Por essa mesma razão, o mal é uma realidade humana, à qual não podemos fugir com jogos inteligentes de linguagem ou semântica ou racionalizações. Quando dizemos que explicamos o mal, pelo menos um pouco melhor, no século passado, ao desmentir velhos mitos, isso não significa que o mal não existe – mas que existe, e existirá, e por essa razão, devemos lembrar até onde chegamos, e até onde ainda temos que ir.

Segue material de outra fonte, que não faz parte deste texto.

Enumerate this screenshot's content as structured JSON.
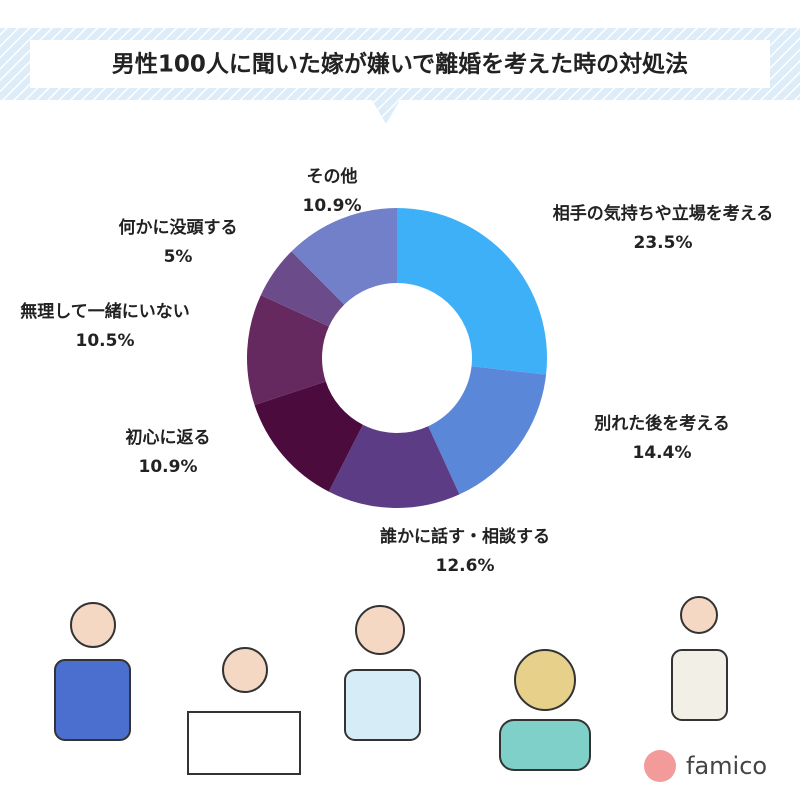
{
  "chart_data": {
    "type": "donut",
    "title": "男性100人に聞いた嫁が嫌いで離婚を考えた時の対処法",
    "categories": [
      "相手の気持ちや立場を考える",
      "別れた後を考える",
      "誰かに話す・相談する",
      "初心に返る",
      "無理して一緒にいない",
      "何かに没頭する",
      "その他"
    ],
    "values": [
      23.5,
      14.4,
      12.6,
      10.9,
      10.5,
      5,
      10.9
    ],
    "value_labels": [
      "23.5%",
      "14.4%",
      "12.6%",
      "10.9%",
      "10.5%",
      "5%",
      "10.9%"
    ],
    "colors": [
      "#3db0f7",
      "#5b87d8",
      "#5d3c86",
      "#4b0b3c",
      "#66295f",
      "#6c4b8b",
      "#7180c9"
    ]
  },
  "brand": "famico"
}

Dir-lhe-ei o suficiente se nos lembrarmos apenas disto. Enquanto as pessoas boas acreditaram no mito de que só elas nasceram assim, a história riu da sua arrogância, torceu-a sobre si mesma, e fez delas más. E por essa razão, eu acho que ser bom em uma era transformando o mal significa entender porque reivindicar a própria bondade nunca foi suficiente, nem é meramente fingir ou racionalizar ou ignorar a questão do mal.

Ser bom em uma era transformando o mal significa humildade, coragem, sabedoria e graça para ver que todo coração humano pode ser corrompido e corroído com demasiada facilidade. Pela necessidade de degradar e rebaixar e desvalorizar os outros, o que não é o mesmo que bondade, mas a sua sedutora falsificação. É quando uma vida perde a esperança, a dignidade e o propósito, quando já não tem muito jeito de subir, que o mal ri e se enraíza, e sussurra – “puxa-os para baixo, em vez disso! Eles merecem isso! Eles nem sequer são humanos!” E por isso mesmo, cada coração humano deve ser nutrido, iluminado, elevado e libertado – para que possa florescer.